Keats can use the image of explorers appropriating wealth as a positive metaphor for the riches he has taken from reading Chapman’s translation of Homer. He already describes his previous reading as travelling in ‘realms of gold’: now he is appropriating what had thus far been Homer’s ‘demesne’, just as Cortez (clearly regarded positively in this sonnet) took over the kingdom of the Aztecs and seized Mexico for Spain.
What is the context of riches in the sixteenth and seventeenth centuries?
The sixteenth and seventeenth centuries were characterised by a quest not only to discover, but to claim and colonise, the riches of new-found lands. Explorers were as much driven by the promise of vast wealth (for example, seeking the fabled land of El Dorado, the golden city and kingdom of the Golden King) as by the excitement of discovery. Though we have a more ambivalent attitude towards this today, in Keats’ era, the consequent wealth of the British Empire from its colonies was a source of pride.
What is the context of Keats writing Chapman’s Homer?

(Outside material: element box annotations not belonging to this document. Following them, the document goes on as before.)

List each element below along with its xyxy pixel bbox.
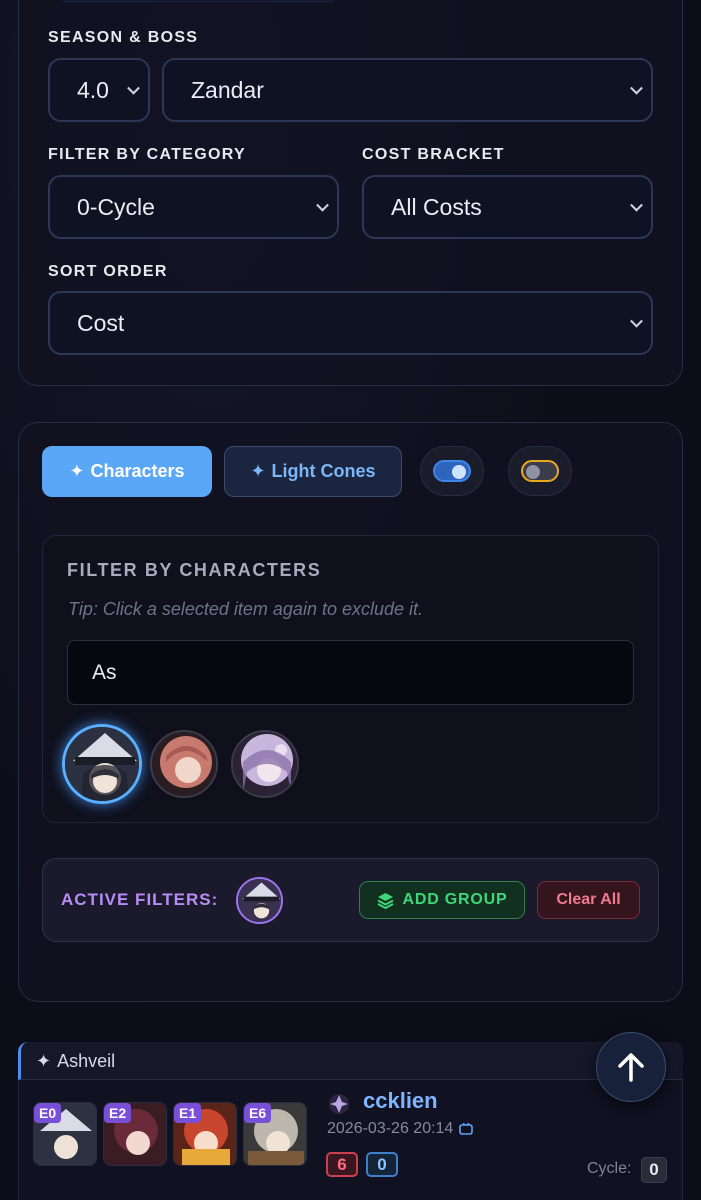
tab-characters-label: Characters [90, 461, 185, 481]
team-member-avatar[interactable]: E2 [103, 1102, 167, 1166]
eidolon-badge: E1 [174, 1103, 202, 1123]
chevron-down-icon [127, 81, 140, 95]
cost-bracket-select[interactable]: All Costs [362, 175, 653, 239]
boss-select[interactable]: Zandar [162, 58, 653, 122]
sparkle-icon: ✦ [36, 1051, 52, 1071]
chevron-down-icon [630, 314, 643, 328]
chevron-down-icon [316, 198, 329, 212]
active-filter-chip[interactable] [236, 877, 283, 924]
category-select[interactable]: 0-Cycle [48, 175, 339, 239]
eidolon-badge: E2 [104, 1103, 132, 1123]
player-name[interactable]: ccklien [363, 1088, 438, 1114]
season-value: 4.0 [77, 76, 109, 103]
submission-date-text: 2026-03-26 20:14 [327, 1120, 454, 1137]
scroll-to-top-button[interactable] [596, 1032, 666, 1102]
layers-icon [377, 892, 393, 909]
eidolon-badge: E6 [244, 1103, 272, 1123]
season-boss-label: SEASON & BOSS [48, 29, 199, 46]
result-card-header [18, 1042, 683, 1080]
result-title-text: Ashveil [57, 1051, 116, 1071]
category-value: 0-Cycle [77, 193, 155, 220]
clear-all-button[interactable]: Clear All [537, 881, 640, 919]
cycle-label: Cycle: [587, 1160, 632, 1177]
stat-badge-red: 6 [326, 1152, 358, 1177]
add-group-label: ADD GROUP [402, 891, 508, 908]
sort-order-label: SORT ORDER [48, 263, 168, 280]
team-member-avatar[interactable]: E0 [33, 1102, 97, 1166]
sparkle-icon: ✦ [250, 461, 266, 481]
chevron-down-icon [630, 81, 643, 95]
character-avatar-selected[interactable] [62, 724, 142, 804]
tab-light-cones[interactable]: ✦ Light Cones [224, 446, 402, 497]
tab-light-cones-label: Light Cones [271, 461, 376, 481]
team-member-avatar[interactable]: E6 [243, 1102, 307, 1166]
active-filters-label: ACTIVE FILTERS: [61, 890, 219, 909]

He had spent a night in the autumn of 1816 reading poetry with his friend Charles Cowden Clarke, who introduced him to some of the best passages in George Chapman’s translation of Homer. Keats was delighted with the vigorous language of the Elizabethan; to him, Chapman spoke out “loud and bold.” After Keats left Clarke, around daybreak, he walked to his lodgings, sat down at his desk, wrote his tribute to Chapman, and had a copy of it on his friend’s breakfast table by ten o’clock in the morning. The poem seems to have been composed in the white heat of excitement, in a flash of inspiration. Keats made very few changes in it, but the changes he made show that he realized that inspiration is not enough; it must be followed by critical judgment. Keats’ changes in the poem are all improvements.